New data proves containerization of city trash is working, the City said.
Rat sightings reported to 311 have declined for another month, according to a report from the Department of Sanitation (DSNY).

Rat sightings reported to 311 have declined for another month according to a report from the Department of Sanitation (DSNY). 

Rat sightings have fallen in 12 of the last 13 months compared to the year prior, according to a news release. 

Rat sightings are down nearly 14% in the City’s Rat Mitigation Zones year over year, and have fallen by an incredible 55% in the Hamilton Heights residential containerization pilot zone since the pilot began.

This historic decline in rat sightings coincides with a tidal wave of change to the management of 44 million pounds of trash per day in New York City, the City said.

In October 2022, the Adams administration changed set-out times for both residential and commercial waste from 4:00pm to 8:00pm in April 2023, while also allowing earlier set-out if the material is in a container.
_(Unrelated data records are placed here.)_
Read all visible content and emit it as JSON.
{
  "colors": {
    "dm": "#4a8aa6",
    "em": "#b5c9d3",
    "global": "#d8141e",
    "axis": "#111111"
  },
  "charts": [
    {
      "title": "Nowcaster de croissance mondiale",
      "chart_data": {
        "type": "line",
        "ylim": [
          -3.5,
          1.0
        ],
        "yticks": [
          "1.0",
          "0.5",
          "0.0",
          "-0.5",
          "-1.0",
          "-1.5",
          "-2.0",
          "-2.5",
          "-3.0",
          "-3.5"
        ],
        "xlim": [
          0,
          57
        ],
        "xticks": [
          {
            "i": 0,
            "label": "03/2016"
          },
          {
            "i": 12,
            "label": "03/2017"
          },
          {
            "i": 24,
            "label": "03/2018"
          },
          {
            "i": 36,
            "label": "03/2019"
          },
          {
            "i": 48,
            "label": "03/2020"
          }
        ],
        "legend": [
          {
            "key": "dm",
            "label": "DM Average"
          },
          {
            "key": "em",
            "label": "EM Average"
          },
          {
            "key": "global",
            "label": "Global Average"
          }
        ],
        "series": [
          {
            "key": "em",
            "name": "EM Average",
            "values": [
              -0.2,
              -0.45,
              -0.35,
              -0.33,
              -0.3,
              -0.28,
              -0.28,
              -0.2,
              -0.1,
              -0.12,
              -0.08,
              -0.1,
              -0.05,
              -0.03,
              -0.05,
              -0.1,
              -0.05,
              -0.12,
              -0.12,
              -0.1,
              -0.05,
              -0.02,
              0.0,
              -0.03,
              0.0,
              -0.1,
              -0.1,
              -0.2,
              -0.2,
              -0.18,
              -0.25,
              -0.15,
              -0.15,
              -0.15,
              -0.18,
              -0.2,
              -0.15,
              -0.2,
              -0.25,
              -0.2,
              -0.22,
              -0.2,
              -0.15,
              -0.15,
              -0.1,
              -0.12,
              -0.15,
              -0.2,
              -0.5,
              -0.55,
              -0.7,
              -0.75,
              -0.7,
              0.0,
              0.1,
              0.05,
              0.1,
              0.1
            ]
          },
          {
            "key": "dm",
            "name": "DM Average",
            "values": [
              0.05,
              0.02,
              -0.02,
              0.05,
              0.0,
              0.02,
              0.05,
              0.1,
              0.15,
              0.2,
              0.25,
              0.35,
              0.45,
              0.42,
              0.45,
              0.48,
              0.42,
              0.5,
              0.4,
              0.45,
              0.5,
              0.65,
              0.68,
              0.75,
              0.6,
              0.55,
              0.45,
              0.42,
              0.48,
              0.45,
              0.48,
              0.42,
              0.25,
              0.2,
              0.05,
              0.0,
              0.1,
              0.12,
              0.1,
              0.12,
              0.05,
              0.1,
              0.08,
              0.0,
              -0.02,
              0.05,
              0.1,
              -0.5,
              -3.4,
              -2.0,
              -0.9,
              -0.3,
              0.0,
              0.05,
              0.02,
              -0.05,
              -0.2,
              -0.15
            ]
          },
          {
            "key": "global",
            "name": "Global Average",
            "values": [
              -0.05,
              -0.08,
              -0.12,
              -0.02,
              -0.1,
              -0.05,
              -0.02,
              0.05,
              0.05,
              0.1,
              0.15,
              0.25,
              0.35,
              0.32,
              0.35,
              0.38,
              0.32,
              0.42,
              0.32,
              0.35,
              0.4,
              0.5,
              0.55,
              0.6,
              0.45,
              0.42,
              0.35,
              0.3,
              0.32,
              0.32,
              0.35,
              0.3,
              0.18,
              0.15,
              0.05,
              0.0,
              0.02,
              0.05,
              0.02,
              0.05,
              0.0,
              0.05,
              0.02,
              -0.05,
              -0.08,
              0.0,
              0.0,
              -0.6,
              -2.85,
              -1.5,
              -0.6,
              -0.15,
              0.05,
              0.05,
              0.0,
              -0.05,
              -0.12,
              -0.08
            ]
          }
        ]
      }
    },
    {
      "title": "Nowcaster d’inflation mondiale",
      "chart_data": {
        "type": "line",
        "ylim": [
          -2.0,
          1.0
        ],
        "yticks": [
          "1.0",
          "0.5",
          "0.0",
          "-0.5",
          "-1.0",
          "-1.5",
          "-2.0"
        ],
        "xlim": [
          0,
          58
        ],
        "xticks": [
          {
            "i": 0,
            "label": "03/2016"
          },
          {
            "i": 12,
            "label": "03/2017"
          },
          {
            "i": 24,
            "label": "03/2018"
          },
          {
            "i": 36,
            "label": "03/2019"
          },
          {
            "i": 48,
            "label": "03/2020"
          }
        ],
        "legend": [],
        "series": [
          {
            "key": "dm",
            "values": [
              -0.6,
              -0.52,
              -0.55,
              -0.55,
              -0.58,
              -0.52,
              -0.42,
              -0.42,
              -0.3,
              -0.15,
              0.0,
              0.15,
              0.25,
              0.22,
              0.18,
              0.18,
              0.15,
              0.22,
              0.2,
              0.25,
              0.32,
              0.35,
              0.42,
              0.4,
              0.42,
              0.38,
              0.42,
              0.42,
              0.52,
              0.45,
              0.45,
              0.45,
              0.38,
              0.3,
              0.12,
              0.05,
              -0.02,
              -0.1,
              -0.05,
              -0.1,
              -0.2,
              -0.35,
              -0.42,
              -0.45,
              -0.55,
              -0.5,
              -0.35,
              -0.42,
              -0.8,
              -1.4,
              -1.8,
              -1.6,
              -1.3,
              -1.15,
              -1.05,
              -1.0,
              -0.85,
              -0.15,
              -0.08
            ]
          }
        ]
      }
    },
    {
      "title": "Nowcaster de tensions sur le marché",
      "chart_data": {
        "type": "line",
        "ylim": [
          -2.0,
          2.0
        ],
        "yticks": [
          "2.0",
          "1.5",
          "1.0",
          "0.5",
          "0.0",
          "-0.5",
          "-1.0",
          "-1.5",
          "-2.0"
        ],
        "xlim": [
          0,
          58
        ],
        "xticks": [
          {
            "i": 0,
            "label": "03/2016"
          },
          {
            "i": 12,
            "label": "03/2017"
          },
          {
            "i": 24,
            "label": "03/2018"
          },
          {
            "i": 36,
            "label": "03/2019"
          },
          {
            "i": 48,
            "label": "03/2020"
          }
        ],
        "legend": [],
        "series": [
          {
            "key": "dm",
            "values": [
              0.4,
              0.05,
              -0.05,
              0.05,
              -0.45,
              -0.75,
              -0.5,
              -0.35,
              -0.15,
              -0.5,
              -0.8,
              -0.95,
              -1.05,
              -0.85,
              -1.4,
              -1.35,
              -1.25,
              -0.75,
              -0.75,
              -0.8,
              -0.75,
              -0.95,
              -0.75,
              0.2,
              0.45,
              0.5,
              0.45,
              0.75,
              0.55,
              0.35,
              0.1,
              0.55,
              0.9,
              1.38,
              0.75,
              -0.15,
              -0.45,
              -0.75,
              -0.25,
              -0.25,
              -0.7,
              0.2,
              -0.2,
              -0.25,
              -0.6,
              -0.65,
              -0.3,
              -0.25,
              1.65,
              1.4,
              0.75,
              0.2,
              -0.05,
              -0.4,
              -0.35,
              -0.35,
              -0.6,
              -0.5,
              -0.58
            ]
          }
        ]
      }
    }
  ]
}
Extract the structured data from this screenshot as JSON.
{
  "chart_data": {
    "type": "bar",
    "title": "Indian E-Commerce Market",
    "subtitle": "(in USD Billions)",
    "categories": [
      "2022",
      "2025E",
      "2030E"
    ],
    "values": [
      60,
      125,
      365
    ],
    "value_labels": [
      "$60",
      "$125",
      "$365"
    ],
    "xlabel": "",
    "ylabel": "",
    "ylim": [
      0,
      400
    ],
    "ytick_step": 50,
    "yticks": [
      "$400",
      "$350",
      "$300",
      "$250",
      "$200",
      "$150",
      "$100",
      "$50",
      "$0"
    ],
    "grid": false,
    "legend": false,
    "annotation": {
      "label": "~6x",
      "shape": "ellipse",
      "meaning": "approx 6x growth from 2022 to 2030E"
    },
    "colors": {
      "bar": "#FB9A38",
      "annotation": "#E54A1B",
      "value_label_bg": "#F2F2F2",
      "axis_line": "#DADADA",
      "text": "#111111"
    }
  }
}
This incentivization of containerization was paired with major changes to DSNY operations, picking up well over a quarter of all trash at midnight rather than 6:00am, particularly in high density parts of the city, and ending a practice by which up to one fifth of trash had been purposefully left out for a full day. 

Later that month, DSNY published its “Future of Trash” report, the first meaningful attempt to study containerization models in New York City, and the playbook to get it done. 

Last August, containerization requirements went into effect for all food-related businesses in New York City. These businesses — restaurants, delis, bodegas, bars, grocery stores, caterers, etc. — produce an outsized amount of the type of trash that attracts rats. That same month, installation of the initial 10-block, 14-school Manhattan Community Board 9 pilot containers began.

Starting March 1, 2024, container requirements went into effect for all businesses — of every type — in New York City to get their trash off the streets and into a secure bin. Later this fall, when container requirements go into effect for low-density residential buildings — those with one to nine units — approximately 70% of all trash in the city will be containerized.